The AutoThrottle algorithm throttles the download delays using the following rules:

  1. Spiders start with a download delay of AUTOTHROTTLE_START_DELAY.
  2. When a response is received, the target download delay is calculated as latency / N where latency is the latency of the response, and N is AUTOTHROTTLE_TARGET_CONCURRENCY.
  3. The download delay for next requests is set to the average of previous download delay and the target download delay.
  4. Responses that return a non-200 response don't decrease the download delay.
  5. The download delay can’t become less than DOWNLOAD_DELAY or greater than AUTOTHROTTLE_MAX_DELAY.

Setting Up AutoThrottle

To configure AutoThrottle extension, you first need to enable it in your settings.py file or the spider itself:

In settings.py file:

## settings.py

DOWNLOAD_DELAY = 2 # minimum download delay
AUTOTHROTTLE_ENABLED = True

In spider:

# bookspider.py 

import scrapy
from demo.items import BookItem

class BookSpider(scrapy.Spider):
name = 'bookspider'
start_urls = ["http://books.toscrape.com"]

custom_settings = {
'DOWNLOAD_DELAY': 2, # minimum download delay
'AUTOTHROTTLE_ENABLED': True,
}

def parse(self, response):
pass

Then if you would like to customise the AutoThrottle extension you can use the following settings to configure it:

AUTOTHROTTLE_START_DELAY

The initial download delay in seconds. Default: 5.0 seconds.

AUTOTHROTTLE_MAX_DELAY

The maximum download delay in seconds the spider will us. It won't increase the download delay above this delay even when experiencing high latencies. Default: 60.0 seconds.

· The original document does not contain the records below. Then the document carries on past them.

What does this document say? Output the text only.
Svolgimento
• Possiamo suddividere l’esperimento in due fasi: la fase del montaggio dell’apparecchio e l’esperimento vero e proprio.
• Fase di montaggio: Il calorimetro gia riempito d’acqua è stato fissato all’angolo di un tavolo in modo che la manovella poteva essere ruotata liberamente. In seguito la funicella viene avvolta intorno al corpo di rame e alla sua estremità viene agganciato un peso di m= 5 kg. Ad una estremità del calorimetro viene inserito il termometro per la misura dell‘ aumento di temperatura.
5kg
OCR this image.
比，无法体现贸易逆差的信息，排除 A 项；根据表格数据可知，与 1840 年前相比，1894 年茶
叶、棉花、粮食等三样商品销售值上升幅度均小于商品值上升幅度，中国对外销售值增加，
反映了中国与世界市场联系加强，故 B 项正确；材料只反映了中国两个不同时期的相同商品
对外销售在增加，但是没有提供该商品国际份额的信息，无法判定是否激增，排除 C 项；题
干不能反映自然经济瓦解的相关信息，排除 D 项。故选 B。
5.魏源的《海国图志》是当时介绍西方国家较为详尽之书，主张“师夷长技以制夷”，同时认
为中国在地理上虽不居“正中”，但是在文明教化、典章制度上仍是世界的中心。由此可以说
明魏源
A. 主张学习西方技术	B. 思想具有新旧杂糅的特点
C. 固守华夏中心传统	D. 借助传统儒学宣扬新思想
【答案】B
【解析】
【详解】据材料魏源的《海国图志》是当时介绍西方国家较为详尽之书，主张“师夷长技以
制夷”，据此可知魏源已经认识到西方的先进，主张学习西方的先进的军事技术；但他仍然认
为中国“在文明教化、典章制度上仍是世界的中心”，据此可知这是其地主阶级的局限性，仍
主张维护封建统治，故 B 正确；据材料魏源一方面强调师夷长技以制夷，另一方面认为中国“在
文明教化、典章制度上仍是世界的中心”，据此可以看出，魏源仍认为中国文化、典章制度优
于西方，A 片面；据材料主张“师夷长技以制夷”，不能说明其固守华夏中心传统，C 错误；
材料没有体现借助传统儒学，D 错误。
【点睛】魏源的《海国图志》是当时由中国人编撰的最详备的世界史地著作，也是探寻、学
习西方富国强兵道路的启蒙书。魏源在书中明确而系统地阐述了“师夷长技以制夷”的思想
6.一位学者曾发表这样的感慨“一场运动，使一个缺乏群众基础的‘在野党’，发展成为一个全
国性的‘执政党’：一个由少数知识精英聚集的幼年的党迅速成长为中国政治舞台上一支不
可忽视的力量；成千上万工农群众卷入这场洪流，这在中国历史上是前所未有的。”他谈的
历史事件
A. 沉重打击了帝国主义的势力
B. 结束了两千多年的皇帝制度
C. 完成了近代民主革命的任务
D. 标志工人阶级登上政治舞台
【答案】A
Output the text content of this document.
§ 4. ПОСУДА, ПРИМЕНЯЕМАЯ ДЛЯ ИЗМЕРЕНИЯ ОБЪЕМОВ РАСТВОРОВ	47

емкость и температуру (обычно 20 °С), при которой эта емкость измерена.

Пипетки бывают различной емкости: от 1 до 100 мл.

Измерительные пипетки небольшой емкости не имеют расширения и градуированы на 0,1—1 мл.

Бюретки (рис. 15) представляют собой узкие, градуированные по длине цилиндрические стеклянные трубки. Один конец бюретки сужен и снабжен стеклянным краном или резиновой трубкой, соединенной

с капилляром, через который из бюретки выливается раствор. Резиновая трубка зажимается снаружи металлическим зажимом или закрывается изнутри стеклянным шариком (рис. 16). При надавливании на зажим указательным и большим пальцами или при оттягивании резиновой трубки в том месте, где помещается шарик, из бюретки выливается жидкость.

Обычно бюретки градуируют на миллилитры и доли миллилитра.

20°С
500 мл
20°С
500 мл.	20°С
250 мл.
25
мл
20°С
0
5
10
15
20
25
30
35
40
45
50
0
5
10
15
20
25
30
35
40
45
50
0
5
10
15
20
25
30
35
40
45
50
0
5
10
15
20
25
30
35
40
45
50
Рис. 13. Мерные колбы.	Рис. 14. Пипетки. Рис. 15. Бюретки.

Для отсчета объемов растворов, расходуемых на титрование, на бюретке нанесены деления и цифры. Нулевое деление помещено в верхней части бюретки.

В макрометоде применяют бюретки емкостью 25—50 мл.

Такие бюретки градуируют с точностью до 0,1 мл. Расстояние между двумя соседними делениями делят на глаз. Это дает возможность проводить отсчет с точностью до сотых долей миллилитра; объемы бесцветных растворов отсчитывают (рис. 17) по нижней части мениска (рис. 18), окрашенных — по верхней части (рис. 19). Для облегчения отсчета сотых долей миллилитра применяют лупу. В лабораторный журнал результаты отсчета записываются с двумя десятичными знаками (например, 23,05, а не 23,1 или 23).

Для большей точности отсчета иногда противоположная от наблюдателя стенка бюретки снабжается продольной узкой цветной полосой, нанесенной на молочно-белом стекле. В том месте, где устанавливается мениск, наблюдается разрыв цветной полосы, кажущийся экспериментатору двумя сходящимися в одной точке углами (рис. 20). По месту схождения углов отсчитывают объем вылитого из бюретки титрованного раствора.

AUTOTHROTTLE_TARGET_CONCURRENCY

The target number of active requests the spider should be sending to the website at any point in time. Default: 1 concurrent thread.

The lower the AUTOTHROTTLE_TARGET_CONCURRENCY the politer your scraper.

AUTOTHROTTLE_DEBUG

When AUTOTHROTTLE_DEBUG is enabled, Scrapy will display stats about every response so you can monitor the download delays in real-time. Default: False.

For more information about how to configure the AutoThrottle extension, then check out the official docs here.


More Scrapy Tutorials

So that's how you can add delays between requests in your Scrapy spiders.